# Vigoro Red Lava Rocks



## Aqualady (Jan 14, 2013)

I got a bag at HD (http://www.homedepot.com/p/Vigoro-0-5-cu-ft-Decorative-Stone-Red-Lava-Rock-440897/100427379#). Are they safe for aquarium use?


----------



## Vepr (Jan 30, 2009)

I was considering using some as a base/wall behind some dragon stone so I am curious about this also. If you already have some you could put some in a bucket and raise the PH to see what happens.


----------



## Aqualady (Jan 14, 2013)

Yes I do have the bag but if its not safe I rather not open it so I can return it. So hopefully someone will chime in soon.


----------



## EntoCraig (Jun 7, 2010)

I have a canister filter full over them... No issues.


----------



## Aqualady (Jan 14, 2013)

EntoCraig said:


> I have a canister filter full over them... No issues.


Hi..is it the same bag?
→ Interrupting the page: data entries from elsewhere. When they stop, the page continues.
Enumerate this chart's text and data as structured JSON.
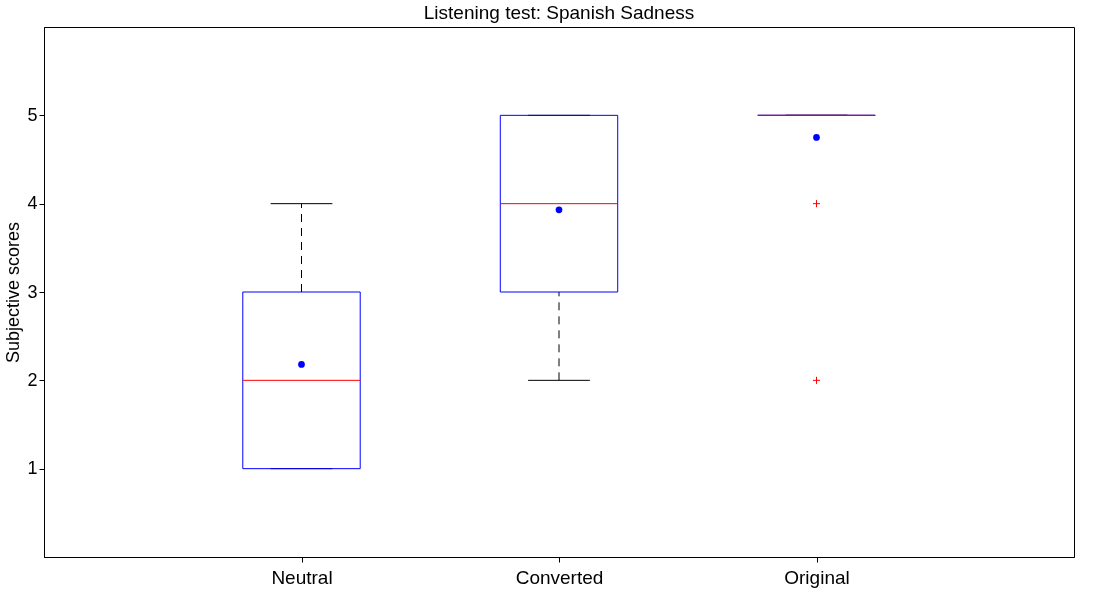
{
  "chart_data": {
    "type": "box",
    "title": "Listening test: Spanish Sadness",
    "ylabel": "Subjective scores",
    "categories": [
      "Neutral",
      "Converted",
      "Original"
    ],
    "ylim": [
      0,
      6
    ],
    "yticks": [
      1,
      2,
      3,
      4,
      5
    ],
    "grid": false,
    "series": [
      {
        "color": "#0000ff",
        "boxes": [
          {
            "low": 1,
            "q1": 1,
            "median": 2,
            "q3": 3,
            "high": 4,
            "mean": 2.18
          },
          {
            "low": 2,
            "q1": 3,
            "median": 4,
            "q3": 5,
            "high": 5,
            "mean": 3.93
          },
          {
            "low": 5,
            "q1": 5,
            "median": 5,
            "q3": 5,
            "high": 5,
            "mean": 4.75,
            "outliers": [
              4,
              2
            ]
          }
        ]
      }
    ]
  }
}
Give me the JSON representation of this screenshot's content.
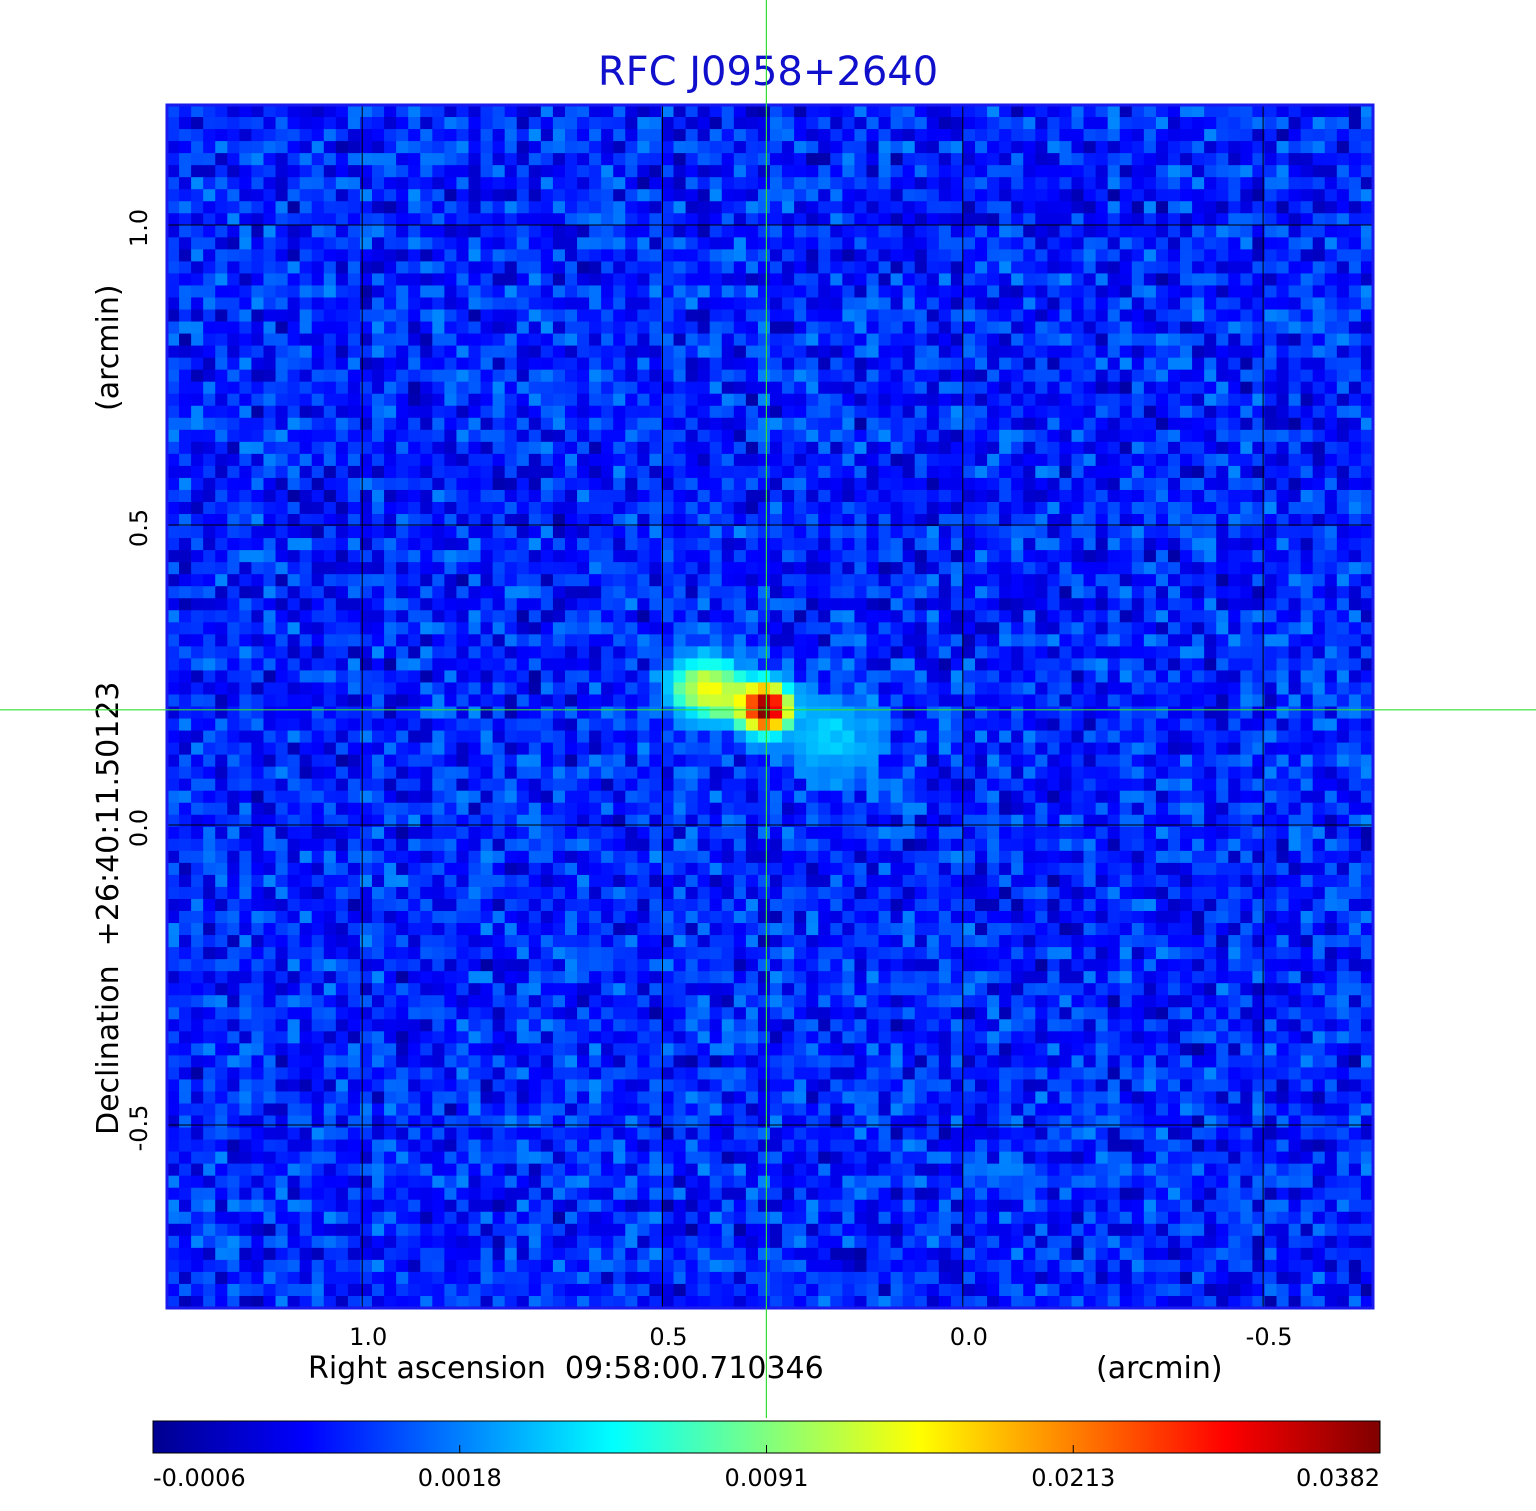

If so, how does it need to be prepped? And are you using it for bio-media?


----------



## koiboi (Sep 4, 2011)

I've used it both in canister filters, wet drys, and in the tank itself. no issues.


----------



## lochaber (Jan 23, 2012)

Lava rock is all about the same stuff - basalt full of air bubbles.

It's been used for a long time in all sorts of aquaria, it's generally inert and won't affect the water chemistry.

The stuff is pretty dirty, so it might be worth washing/rinsing it, but other than that, should be fine.


----------



## Aqualady (Jan 14, 2013)

Thanks to all who took out the time to reply


----------